Saturday, August 3, 2013

E-mails: writing and replying

As freelancers, communication and networking are an essential part of our strategy; getting it right is key to our professional image and success.
Whether you’re contacting potential clients or networking with new colleagues, writing and replying to e-mails (or other messages) is routine in business; I would like to share my top tips and insights about this (only apparently) simple and straightforward task.

- Do your research. Be informed about who you're addressing: this lays the foundations for your communication (and reputation, too: you cannot build trust if you don't care enough). Also, say you appreciate what they do.
- Address people by name. If you’re pitching to a prospect and want to stand out, you certainly shouldn’t treat them as if their name didn’t even matter. Starting a conversation as if the recipient were someone anonymous or random is annoying to who’s actually reading. And looking up a person’s name is a basic sign of respect. It also takes just a few seconds: most “Contact” pages also list staff names and positions in the company.
Be careful with names that may refer to both male and female: take a few minutes to check elsewhere, for ex. social profiles or articles about that person, to find out (I had to do this recently).
- Be concise but relevant. If it's your first message, a few lines are really enough to introduce yourself, state why you're writing, and indicate what they shall do (contact you if interested? Answer a specific question? Collaborate on a project?). Don't put in too much information, its not necessary at this stage and it wouldn't get the attention you're hoping for. You need to be able to select the appropriate relevant info to appeal to your contact, then leave them with the option to reply and find out more.
- Don't sell just quality, sell benefits. You're an oustanding translator/proofreader and that's fine - that's a must actually. But people often remember that we exist only when they actually need something translated (urgently, of course), or they don't even know they need our services, for example they have a badly translated website or other material that needs editing without them being aware. State why and how your services should benefit their company.
- Thank the person for taking time to read your message. This is is not just a formality for me - it is something very important. I believe that acknowledging each other's contribution makes everything nicer and healthier.

That said, let me take the whole issue to the next step: we all write and receive e-mails, but what about replying?

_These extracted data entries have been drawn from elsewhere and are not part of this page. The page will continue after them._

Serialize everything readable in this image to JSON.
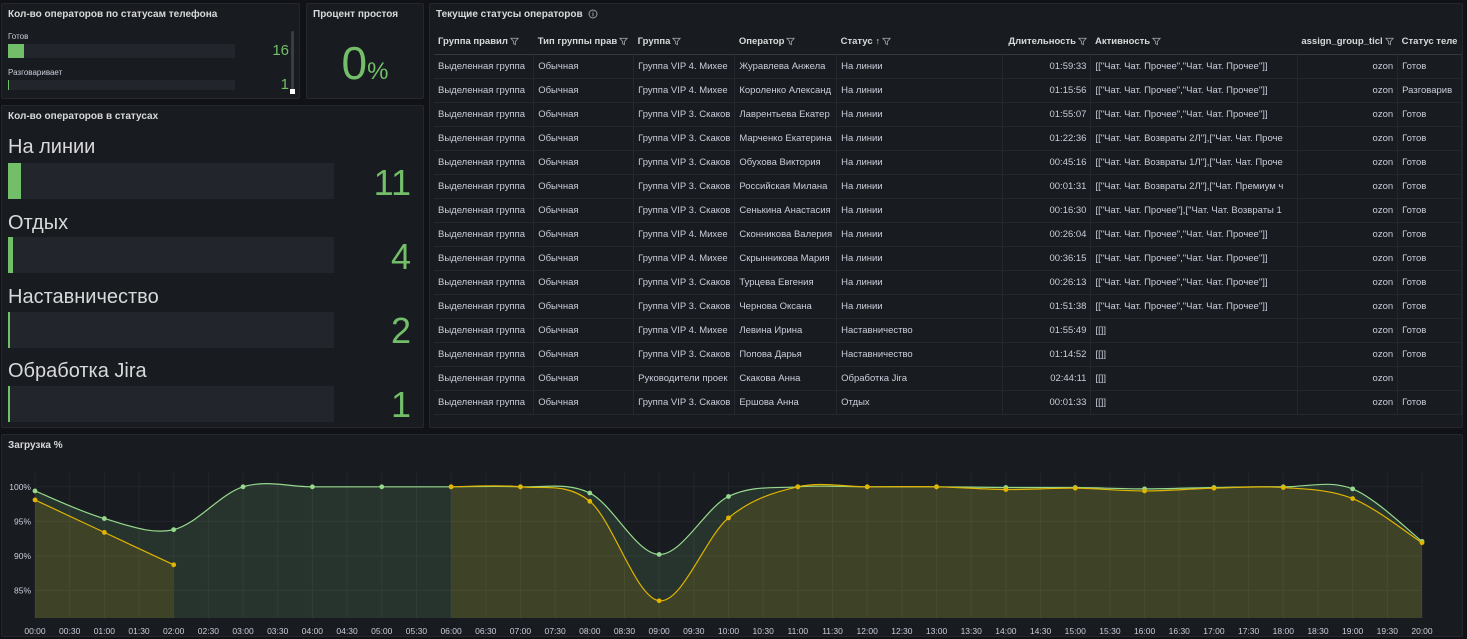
{
  "phone_panel": {
    "title": "Кол-во операторов по статусам телефона",
    "rows": [
      {
        "label": "Готов",
        "value": "16",
        "fraction": 0.07
      },
      {
        "label": "Разговаривает",
        "value": "1",
        "fraction": 0.0
      }
    ]
  },
  "idle_panel": {
    "title": "Процент простоя",
    "value": "0",
    "unit": "%"
  },
  "status_panel": {
    "title": "Кол-во операторов в статусах",
    "rows": [
      {
        "label": "На линии",
        "value": "11",
        "fraction": 0.04
      },
      {
        "label": "Отдых",
        "value": "4",
        "fraction": 0.015
      },
      {
        "label": "Наставничество",
        "value": "2",
        "fraction": 0.007
      },
      {
        "label": "Обработка Jira",
        "value": "1",
        "fraction": 0.003
      }
    ]
  },
  "table_panel": {
    "title": "Текущие статусы операторов",
    "columns": [
      "Группа правил",
      "Тип группы прав",
      "Группа",
      "Оператор",
      "Статус",
      "Длительность",
      "Активность",
      "assign_group_ticl",
      "Статус теле"
    ],
    "rows": [
      [
        "Выделенная группа",
        "Обычная",
        "Группа VIP 4. Михее",
        "Журавлева Анжела",
        "На линии",
        "01:59:33",
        "[[\"Чат. Чат. Прочее\",\"Чат. Чат. Прочее\"]]",
        "ozon",
        "Готов"
      ],
      [
        "Выделенная группа",
        "Обычная",
        "Группа VIP 4. Михее",
        "Короленко Александ",
        "На линии",
        "01:15:56",
        "[[\"Чат. Чат. Прочее\",\"Чат. Чат. Прочее\"]]",
        "ozon",
        "Разговарив"
      ],
      [
        "Выделенная группа",
        "Обычная",
        "Группа VIP 3. Скаков",
        "Лаврентьева Екатер",
        "На линии",
        "01:55:07",
        "[[\"Чат. Чат. Прочее\",\"Чат. Чат. Прочее\"]]",
        "ozon",
        "Готов"
      ],
      [
        "Выделенная группа",
        "Обычная",
        "Группа VIP 3. Скаков",
        "Марченко Екатерина",
        "На линии",
        "01:22:36",
        "[[\"Чат. Чат. Возвраты 2Л\"],[\"Чат. Чат. Проче",
        "ozon",
        "Готов"
      ],
      [
        "Выделенная группа",
        "Обычная",
        "Группа VIP 3. Скаков",
        "Обухова Виктория",
        "На линии",
        "00:45:16",
        "[[\"Чат. Чат. Возвраты 1Л\"],[\"Чат. Чат. Проче",
        "ozon",
        "Готов"
      ],
      [
        "Выделенная группа",
        "Обычная",
        "Группа VIP 3. Скаков",
        "Российская Милана",
        "На линии",
        "00:01:31",
        "[[\"Чат. Чат. Возвраты 2Л\"],[\"Чат. Премиум ч",
        "ozon",
        "Готов"
      ],
      [
        "Выделенная группа",
        "Обычная",
        "Группа VIP 3. Скаков",
        "Сенькина Анастасия",
        "На линии",
        "00:16:30",
        "[[\"Чат. Чат. Прочее\"],[\"Чат. Чат. Возвраты 1",
        "ozon",
        "Готов"
      ],
      [
        "Выделенная группа",
        "Обычная",
        "Группа VIP 4. Михее",
        "Сконникова Валерия",
        "На линии",
        "00:26:04",
        "[[\"Чат. Чат. Прочее\",\"Чат. Чат. Прочее\"]]",
        "ozon",
        "Готов"
      ],
      [
        "Выделенная группа",
        "Обычная",
        "Группа VIP 4. Михее",
        "Скрынникова Мария",
        "На линии",
        "00:36:15",
        "[[\"Чат. Чат. Прочее\",\"Чат. Чат. Прочее\"]]",
        "ozon",
        "Готов"
      ],
      [
        "Выделенная группа",
        "Обычная",
        "Группа VIP 3. Скаков",
        "Турцева Евгения",
        "На линии",
        "00:26:13",
        "[[\"Чат. Чат. Прочее\",\"Чат. Чат. Прочее\"]]",
        "ozon",
        "Готов"
      ],
      [
        "Выделенная группа",
        "Обычная",
        "Группа VIP 3. Скаков",
        "Чернова Оксана",
        "На линии",
        "01:51:38",
        "[[\"Чат. Чат. Прочее\",\"Чат. Чат. Прочее\"]]",
        "ozon",
        "Готов"
      ],
      [
        "Выделенная группа",
        "Обычная",
        "Группа VIP 4. Михее",
        "Левина Ирина",
        "Наставничество",
        "01:55:49",
        "[[]]",
        "ozon",
        "Готов"
      ],
      [
        "Выделенная группа",
        "Обычная",
        "Группа VIP 3. Скаков",
        "Попова Дарья",
        "Наставничество",
        "01:14:52",
        "[[]]",
        "ozon",
        "Готов"
      ],
      [
        "Выделенная группа",
        "Обычная",
        "Руководители проек",
        "Скакова Анна",
        "Обработка Jira",
        "02:44:11",
        "[[]]",
        "ozon",
        ""
      ],
      [
        "Выделенная группа",
        "Обычная",
        "Группа VIP 3. Скаков",
        "Ершова Анна",
        "Отдых",
        "00:01:33",
        "[[]]",
        "ozon",
        "Готов"
      ]
    ]
  },
  "chart_panel": {
    "title": "Загрузка %"
  },
  "colors": {
    "green": "#73bf69",
    "yellow": "#fade2a",
    "series_a": "#96d98d",
    "series_b": "#e0b400",
    "background": "#111217",
    "panel": "#181b1f"
  },
  "chart_data": {
    "type": "area",
    "x": [
      "00:00",
      "00:30",
      "01:00",
      "01:30",
      "02:00",
      "02:30",
      "03:00",
      "03:30",
      "04:00",
      "04:30",
      "05:00",
      "05:30",
      "06:00",
      "06:30",
      "07:00",
      "07:30",
      "08:00",
      "08:30",
      "09:00",
      "09:30",
      "10:00",
      "10:30",
      "11:00",
      "11:30",
      "12:00",
      "12:30",
      "13:00",
      "13:30",
      "14:00",
      "14:30",
      "15:00",
      "15:30",
      "16:00",
      "16:30",
      "17:00",
      "17:30",
      "18:00",
      "18:30",
      "19:00",
      "19:30",
      "20:00"
    ],
    "y_ticks": [
      "85%",
      "90%",
      "95%",
      "100%"
    ],
    "ylim": [
      81,
      102
    ],
    "series": [
      {
        "color": "#96d98d",
        "points": [
          [
            0,
            99.4
          ],
          [
            1,
            95.4
          ],
          [
            2,
            93.8
          ],
          [
            3,
            100
          ],
          [
            4,
            100
          ],
          [
            5,
            100
          ],
          [
            6,
            100
          ],
          [
            7,
            100
          ],
          [
            8,
            99.1
          ],
          [
            9,
            90.2
          ],
          [
            10,
            98.6
          ],
          [
            11,
            100
          ],
          [
            12,
            100
          ],
          [
            13,
            100
          ],
          [
            14,
            99.9
          ],
          [
            15,
            99.9
          ],
          [
            16,
            99.7
          ],
          [
            17,
            99.9
          ],
          [
            18,
            100
          ],
          [
            19,
            99.7
          ],
          [
            20,
            92.1
          ]
        ]
      },
      {
        "color": "#e0b400",
        "points": [
          [
            0,
            98.1
          ],
          [
            1,
            93.4
          ],
          [
            2,
            88.7
          ]
        ]
      },
      {
        "color": "#e0b400",
        "points": [
          [
            6,
            100
          ],
          [
            7,
            100
          ],
          [
            8,
            97.9
          ],
          [
            9,
            83.5
          ],
          [
            10,
            95.5
          ],
          [
            11,
            100
          ],
          [
            12,
            100
          ],
          [
            13,
            100
          ],
          [
            14,
            99.6
          ],
          [
            15,
            99.8
          ],
          [
            16,
            99.4
          ],
          [
            17,
            99.8
          ],
          [
            18,
            99.9
          ],
          [
            19,
            98.3
          ],
          [
            20,
            91.9
          ]
        ]
      }
    ]
  }
}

My opinion is that when an e-mail is properly written, i.e. it's kind and respectful, it is a matter of politeness and professionality to reply and to do it accordingly (that is, being equally kind and respectful). No matter your interest or availability – a "Sorry to say no [we don't need your services / it doesn't fit our budget or schedule right now / I don’t have the answer to your inquiry / whatever], but thanks for your time and interest" is perfectly fine and, in my opinion, way better than no reply at all. If someone takes the time to show interest in you/your company, then they equally deserve the time of a couple of lines. How long does it take after all? You don't have to do it immediately; we're all busy and we all need to organize our daily schedule and prioritize. But I am sure we can all squeeze in a few seconds within a reasonable timeframe - some days are still ok if the matter is not urgent.

As for myself, I value very much people who do respond and I am much more willing to work or keep in touch with them, for a simple reason: they prove to be polite, open, and reliable. Three qualities I am daily committed to, and that - in turn - I would really like to see in others too.

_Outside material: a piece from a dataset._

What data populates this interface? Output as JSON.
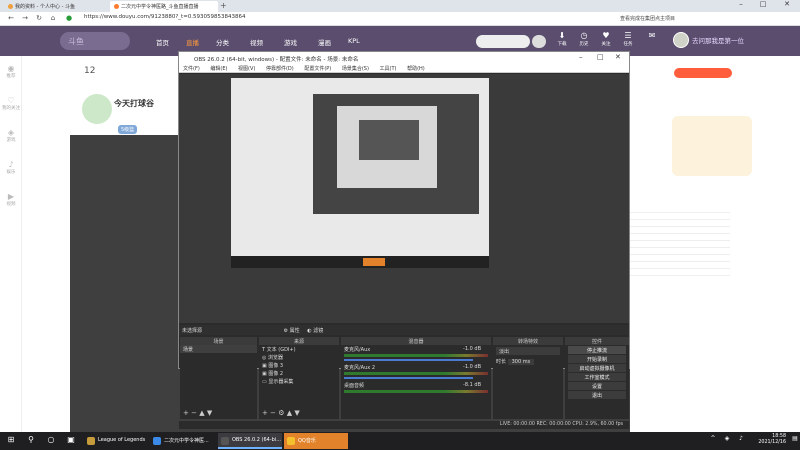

In a very interesting SDL webinar called "Conflict and Resolution:unreasonable customers and tricky situations", linguist Judy Jenner pointed out that replying or not replying may also depend on culture; for example, her twin sister and business partner Dagmar finds that not replying as a way to say (or, to avoid saying!) "not interested" is much more common in Europe than in the USA, where – Judy says – it's more likely that the person had actually forgotten about the message and even appreciates a reminder.
I am European and I must say Dagmar has a point here: it often happens. Still, it never fails to surprise (and disappoint) me.

It would be interesting to hear more perspectives on this. Any comments? Share them here!